Tuesday 1 September 2009

Leaders versus Leadership

There is still a lot of the ‘Great Man’ approach to leaders around. Investment has been and still is in the personification of ‘leader’ in individuals rather than the phenomenon of leadership in organisations. But might the latter be the less ego-centric future? If you believe Garrett then leadership competence is entirely contextual anyway, so a great leader in one organisation can move to a different organisation and become ‘incompetent’ overnight (and we’ve seen plenty of that).

There is now a huge ingrained expectation that leadership in your organisation will come from somebody/some people whose job that is. And so it becomes a self-fulfilling prophecy in which people look to an authority figure with an expectation which authority figures then feel they must meet. But most of our clients have to stop and decide who they want to include in a programme of work as ‘leaders’ because there isn’t such a thing as a pure leadership population in the first place “well we could get our top 20 to do this but maybe we want our top 100”. Actually don’t we want everyone who has people management as part of their job to do this?”

I’m not sure what this might mean for leadership development except that it might be very much more tangibly an applied issue. Leader is a role whereas leadership might be more of an organisational process which is not properly defined and attended to as it doesn’t structurally exist. So I’m imagining it could in practice be more like ‘Quality’ or ‘ Efficiency’, ‘Sustainability’ or ‘Ethics’, i.e. Not reducible to someone’s job.

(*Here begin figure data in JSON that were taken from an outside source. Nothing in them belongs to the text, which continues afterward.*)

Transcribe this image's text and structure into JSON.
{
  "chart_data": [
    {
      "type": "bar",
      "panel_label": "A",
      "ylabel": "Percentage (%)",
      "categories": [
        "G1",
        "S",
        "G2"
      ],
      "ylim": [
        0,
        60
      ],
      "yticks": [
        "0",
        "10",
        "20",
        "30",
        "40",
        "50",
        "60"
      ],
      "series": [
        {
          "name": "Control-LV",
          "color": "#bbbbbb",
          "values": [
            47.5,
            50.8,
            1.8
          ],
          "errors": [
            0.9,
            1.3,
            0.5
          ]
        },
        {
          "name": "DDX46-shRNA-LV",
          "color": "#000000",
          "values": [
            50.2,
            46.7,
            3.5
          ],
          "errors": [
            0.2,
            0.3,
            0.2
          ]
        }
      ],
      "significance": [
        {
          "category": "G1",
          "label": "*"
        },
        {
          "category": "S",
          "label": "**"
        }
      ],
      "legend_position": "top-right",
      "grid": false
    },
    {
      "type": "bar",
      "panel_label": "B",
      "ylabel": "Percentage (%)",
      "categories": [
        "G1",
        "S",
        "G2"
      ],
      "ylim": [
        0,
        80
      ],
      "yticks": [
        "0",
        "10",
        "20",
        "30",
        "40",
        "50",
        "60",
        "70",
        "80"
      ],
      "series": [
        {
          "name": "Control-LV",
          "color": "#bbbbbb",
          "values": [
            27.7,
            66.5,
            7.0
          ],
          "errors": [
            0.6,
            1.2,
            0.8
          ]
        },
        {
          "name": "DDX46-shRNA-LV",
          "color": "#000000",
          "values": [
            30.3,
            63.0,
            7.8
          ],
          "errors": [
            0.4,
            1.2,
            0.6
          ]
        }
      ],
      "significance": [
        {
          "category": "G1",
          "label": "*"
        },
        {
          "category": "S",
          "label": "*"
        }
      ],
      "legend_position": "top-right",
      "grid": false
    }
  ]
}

I think where that has taken me as a train of thought is to wonder what would we be doing if the intention was to bring about a feeling of strong leadership as a characteristic of the organisation rather than start at the other end with individuals who are nominally leaders? If an organisation was wanting to develop certain characteristics of the experience of being in it like direction, conviction, supportiveness, challenge, responsibility, is it possible to focus on those outcomes and work back to how they would be created and sustained systemically? That would be different to starting with the premise that the organisation is the manifestation of individuals and so we need to start with individuals. You’d still end up working with individuals and teams (what else is there? Chairs and desks?) but would it be working on something slightly or significantly different? Something to ponder on...

Thursday 6 August 2009

Changing leadership habits in the age of 'bite-sized' learning

Neuroscience boffins know more and more about how our brains work and how human beings and therefore leaders, most of whom are human beings, change their habits. See The Neuroscience of Leadership. Any Organisation Development Director or CPO who hopes to influence leaders habits better start out with this understanding. To start with, a leader will need a new insight. This insight must be generated by a critical experience or a self-generated “ah hah!” moment, so don’t even try to get one through compliance. Then the insight needs lots of support and attention over a period of months to establish it into a habit – a new set of brain wiring that will endure and affect follower experience of a leader’s daily practice. Insight + sustained and supported attention = habit change. In the days of long and languid leadership retreats at beautiful country piles, perspective shifting programmes in Africa working with the Maasai or inspiring large group interventions with tons of experiential learning, opportunities for insight and support abounded. What hope for “ah hah!” moments in today’s climate of bite-size learning, on-line workbooks and 1 day in-house programmes? We think there is some, but only if we start with a clear understanding of what really works. Ideas Unlimited Partner Lucy Ball and Eve Poole (friend of Ideas Unlimited and Ashridge Business School Egg-head) will be answering this question in an upcoming article. Please e-mail lucy@ideasunlimited.com with your thoughts or comments or to register your interest in hearing more

Tuesday 28 July 2009

Leadership - a team sport

Much has been made of the individual leader. But we think leadership is more like football than long distance running, much more like a morris dance than a ballet solo, much more like group hugging than rocking gently in a corner by oneself. It's no secret now – ask any research from the last 3 years that the secrets to commercial high performance are the clarity and engagement created by leaders. What we know is that this is done by a cohort of leaders at the top of the organisation – say the top 50 or so. So working on the extent to which things are shared between them (like purpose, like stories, like norms of behaviour) is a faster route to high performance than simply honing their individual muscles.

Driving results

You can drive a car, you can drive a golf ball, you can drive a wedge between two people (I know I can), you can drive people crazy, you can drive a horse and cart through my logic but you can't 'drive results'. Results indicate what has happened and they are the 'result' of people's performance. So stop trying to work on the result and instead help your people develop their performance, i.e how they do their work, and see if that affects the result.

Ideas Unlimited Thinks goes to Blog

You can now find Ideas Unlimited's thoughts on organisations, performance, leadership, engagement, development and the price of apples on this blog.